Monday, April 17, 2006

Greenwald - Popping The Fourth Estate's Bubble

Glenn Greenwald is at his most spectacular best today. He takes apart a Washington Post article that, like so very many others published by newspapers here and abroad these days, is nothing more than a stream of quotes from "undisclosed government sources" masquerading as investigative journalism then writes:
Of all the dysfunctional aspects of our governmental system, this is, by far, the most dangerous. This is how most journalism works now. The Government wants to implant certain claims as "facts" into the public discourse. It then contacts the most slavish reporters, promises them exclusivity, and then feeds them a bunch of highly dubious claims which the reporter then dutifully and mindlessly publishes as though it is fact, without any corroboration, investigation, or anything else that distinguishes journalism from other fields such as, say, government propaganda, public relations, or stenography.

There are no critical faculties exercised, no investigation, no skepticism of any kind. In short, there is nothing adversarial between the government and the media -- which was supposed to characterize how this watchdog relationship was to function. The founders didn't guarantee a free press in order to ensure that it could publish government claims without interference. The idea was that the press would be adversarial to the Government, serve as a Fourth Estate when other checks on government power failed. The press has, of course, become the opposite -- it now exists only to amplify and lend credence to even the most suspect and manipulative government claims.
Absolutely spot on - I've covered some of just how exactly spot on it is myself in the past - so much so that the phrase "The founders didn't guarantee a free press in order to ensure that it could publish government claims without interference" may yet become my new sidebar quote-line for Newshog. It's a sentence I would love to hear and see more often! (Glenn, I have to tell you - I long to see Newshog on your blogroll, it would be an honor.)

Moreover, a comment on Glenn's blog by my good bloggy pal The Heretik got me doing a little research:
I am shocked, shocked you didn't mention the method of working to get a sympathetic story in an MSM outlet, and then referring to the story as "proof" that something is going on.
Because to a casual observer it isn't always obvious just how much of this stuff goes on in neocon ranks.

Take for example Amir Taheri's latest column for the UK's Daily Telegraph, a newspaper where "reporters" like Con Coughlin and Phil Sherwell have raised shilling for the Bush administration to an artform. Taheri, ridiculously, claims that President Ahmannutjob wants nuclear weapons in order to hasten the coming of the 12th Imam and a new Persian...oops, Islamic...Empire. I'm pretty certain that this comes as a surprise to the leader of the neocon's favourite Iranian dissident group the MeK - he thinks HE is the 12th Imam! Anyway, no matter how ridiculous these claims may be when made about a term-limited President utterly under the thumb of other powers they were immediately taken up by rightwing bloggers.

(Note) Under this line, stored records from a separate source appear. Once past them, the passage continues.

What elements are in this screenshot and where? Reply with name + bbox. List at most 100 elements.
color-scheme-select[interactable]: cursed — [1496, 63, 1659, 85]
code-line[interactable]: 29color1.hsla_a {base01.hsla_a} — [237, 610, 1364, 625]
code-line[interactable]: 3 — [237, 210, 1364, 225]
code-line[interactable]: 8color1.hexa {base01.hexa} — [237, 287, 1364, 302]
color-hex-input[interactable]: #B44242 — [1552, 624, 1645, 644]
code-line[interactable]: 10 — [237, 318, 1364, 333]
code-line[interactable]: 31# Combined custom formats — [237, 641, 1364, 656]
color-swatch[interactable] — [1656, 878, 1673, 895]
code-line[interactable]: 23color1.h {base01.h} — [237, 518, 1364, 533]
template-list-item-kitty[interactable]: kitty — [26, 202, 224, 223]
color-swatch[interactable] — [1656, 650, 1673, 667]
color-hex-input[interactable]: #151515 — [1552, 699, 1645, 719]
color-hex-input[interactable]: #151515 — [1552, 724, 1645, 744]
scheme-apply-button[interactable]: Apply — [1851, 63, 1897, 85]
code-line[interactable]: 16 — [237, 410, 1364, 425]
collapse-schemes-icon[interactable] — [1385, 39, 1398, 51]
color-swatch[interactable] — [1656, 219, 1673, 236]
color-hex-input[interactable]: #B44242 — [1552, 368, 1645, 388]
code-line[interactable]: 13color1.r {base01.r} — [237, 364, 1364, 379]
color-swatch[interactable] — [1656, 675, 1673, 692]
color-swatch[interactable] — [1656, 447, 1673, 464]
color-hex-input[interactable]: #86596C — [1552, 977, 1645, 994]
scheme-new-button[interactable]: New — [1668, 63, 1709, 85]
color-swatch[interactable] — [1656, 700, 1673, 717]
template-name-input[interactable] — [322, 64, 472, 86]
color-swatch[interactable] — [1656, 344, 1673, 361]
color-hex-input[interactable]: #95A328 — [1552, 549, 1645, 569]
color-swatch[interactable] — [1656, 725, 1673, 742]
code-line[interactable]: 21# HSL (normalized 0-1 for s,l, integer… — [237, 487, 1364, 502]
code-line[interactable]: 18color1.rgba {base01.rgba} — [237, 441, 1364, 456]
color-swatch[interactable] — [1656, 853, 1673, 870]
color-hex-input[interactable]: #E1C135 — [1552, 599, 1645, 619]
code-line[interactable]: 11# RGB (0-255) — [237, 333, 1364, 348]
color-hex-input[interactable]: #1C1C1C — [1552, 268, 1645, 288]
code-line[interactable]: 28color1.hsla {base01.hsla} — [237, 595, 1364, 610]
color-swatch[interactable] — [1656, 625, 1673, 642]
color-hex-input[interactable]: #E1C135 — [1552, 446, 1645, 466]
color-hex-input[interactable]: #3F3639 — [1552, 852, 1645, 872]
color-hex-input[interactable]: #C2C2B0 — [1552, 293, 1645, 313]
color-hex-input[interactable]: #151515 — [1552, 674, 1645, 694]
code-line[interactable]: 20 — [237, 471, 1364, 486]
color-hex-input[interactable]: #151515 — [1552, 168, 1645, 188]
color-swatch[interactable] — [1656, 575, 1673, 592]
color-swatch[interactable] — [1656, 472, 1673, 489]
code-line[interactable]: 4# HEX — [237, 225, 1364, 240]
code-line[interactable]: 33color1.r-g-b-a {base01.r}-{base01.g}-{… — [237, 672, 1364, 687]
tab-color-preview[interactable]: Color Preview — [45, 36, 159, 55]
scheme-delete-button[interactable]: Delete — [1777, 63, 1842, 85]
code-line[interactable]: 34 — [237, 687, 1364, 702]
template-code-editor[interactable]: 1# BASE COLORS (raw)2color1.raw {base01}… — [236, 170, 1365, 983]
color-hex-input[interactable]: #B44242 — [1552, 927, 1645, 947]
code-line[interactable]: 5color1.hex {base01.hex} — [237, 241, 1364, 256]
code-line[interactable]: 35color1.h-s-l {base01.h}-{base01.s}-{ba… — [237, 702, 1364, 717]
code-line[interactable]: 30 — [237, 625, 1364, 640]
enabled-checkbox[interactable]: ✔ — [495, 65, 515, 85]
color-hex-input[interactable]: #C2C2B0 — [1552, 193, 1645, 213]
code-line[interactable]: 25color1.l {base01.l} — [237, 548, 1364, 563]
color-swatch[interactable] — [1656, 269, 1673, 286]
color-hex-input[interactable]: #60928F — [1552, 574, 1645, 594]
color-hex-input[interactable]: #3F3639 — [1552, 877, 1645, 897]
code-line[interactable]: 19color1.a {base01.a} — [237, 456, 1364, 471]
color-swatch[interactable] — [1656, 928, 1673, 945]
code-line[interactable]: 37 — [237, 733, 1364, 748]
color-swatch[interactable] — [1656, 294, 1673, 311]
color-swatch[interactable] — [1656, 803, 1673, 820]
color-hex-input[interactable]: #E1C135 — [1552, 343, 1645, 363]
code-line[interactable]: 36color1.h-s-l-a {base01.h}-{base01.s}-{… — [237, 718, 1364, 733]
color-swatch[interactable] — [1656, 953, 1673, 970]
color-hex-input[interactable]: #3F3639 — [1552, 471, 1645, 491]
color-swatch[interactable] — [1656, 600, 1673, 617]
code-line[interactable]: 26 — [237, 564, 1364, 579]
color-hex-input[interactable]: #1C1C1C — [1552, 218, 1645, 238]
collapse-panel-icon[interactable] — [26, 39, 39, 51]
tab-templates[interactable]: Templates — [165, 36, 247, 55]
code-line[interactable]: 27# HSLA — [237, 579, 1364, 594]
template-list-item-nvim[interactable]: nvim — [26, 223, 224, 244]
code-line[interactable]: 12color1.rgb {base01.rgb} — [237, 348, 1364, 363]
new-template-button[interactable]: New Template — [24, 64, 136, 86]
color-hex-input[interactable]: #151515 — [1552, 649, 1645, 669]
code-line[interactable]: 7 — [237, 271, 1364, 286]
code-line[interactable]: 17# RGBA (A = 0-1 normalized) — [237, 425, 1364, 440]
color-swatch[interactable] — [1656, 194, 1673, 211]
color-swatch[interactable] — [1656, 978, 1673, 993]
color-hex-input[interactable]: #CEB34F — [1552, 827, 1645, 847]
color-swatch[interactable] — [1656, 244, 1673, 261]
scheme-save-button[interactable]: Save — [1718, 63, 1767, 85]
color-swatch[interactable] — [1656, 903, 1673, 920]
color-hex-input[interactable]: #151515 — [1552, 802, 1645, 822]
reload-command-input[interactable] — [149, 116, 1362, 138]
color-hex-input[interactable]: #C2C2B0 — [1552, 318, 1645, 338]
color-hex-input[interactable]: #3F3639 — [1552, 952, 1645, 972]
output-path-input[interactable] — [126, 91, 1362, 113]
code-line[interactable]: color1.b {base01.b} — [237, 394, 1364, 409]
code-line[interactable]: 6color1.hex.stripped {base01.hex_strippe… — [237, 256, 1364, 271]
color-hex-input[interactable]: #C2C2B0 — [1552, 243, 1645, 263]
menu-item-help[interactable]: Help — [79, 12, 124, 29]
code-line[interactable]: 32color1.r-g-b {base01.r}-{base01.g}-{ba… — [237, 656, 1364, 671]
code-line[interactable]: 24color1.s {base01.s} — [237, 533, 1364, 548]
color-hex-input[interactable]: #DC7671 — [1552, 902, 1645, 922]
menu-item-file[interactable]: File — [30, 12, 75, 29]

Taheri has written for notable newspapers such as the Guardian, The Australian, The New York Post, the London Sunday Times and many others. You will also find his articles on rightwing sites such as NRO, Townhall.com, FrontPage Magazine and many others. A prolific writer with a wide circulation. Why? Well, his involvement with Benador associates has a lot to do with it. Benador Associates are, according to SourceWatch, "a public relations firm that promotes conservative writers and speakers dealing with U.S. foreign policy in the Middle East."

Here's what veteran journalist Jim Lobe had to say about them:
"When historians look back on the United States war in Iraq, they will almost certainly be struck by how a small group of mainly neo-conservative analysts and activists outside the administration were able to shape the US media debate in ways that made the drive to war so much easier than it might have been… But historians would be negligent if they ignored the day-to-day work of one person who, as much as anyone outside the administration, made their media ubiquity possible. Meet Eleana Benador, the Peruvian-born publicist for Perle, Woolsey, Michael Ledeen, Frank Gaffney and a dozen other prominent neo-conservatives whose hawkish opinions proved very hard to avoid for anyone who watched news talk shows or read the op-ed pages of major newspapers over the past 20 months."
Other Benador alumni include Victor Davis Hanson, Mansoor Ijaz and Charles Krauthammer - all of whom can regularly be found on NRO - along with a host of other neocon mouthpieces. Mike Ledeen is, of course, the neocon point man for regime change...well...everywhere.

Of course, if all these fifth columnists in the Fourth Estate actually showed their interconnectedness on their bylines by mentioning the various organisations they hold in common, even a casual observer would smell an orchestra of rats.

Useful Sites to Bookmark: Right Web and SourceWatch.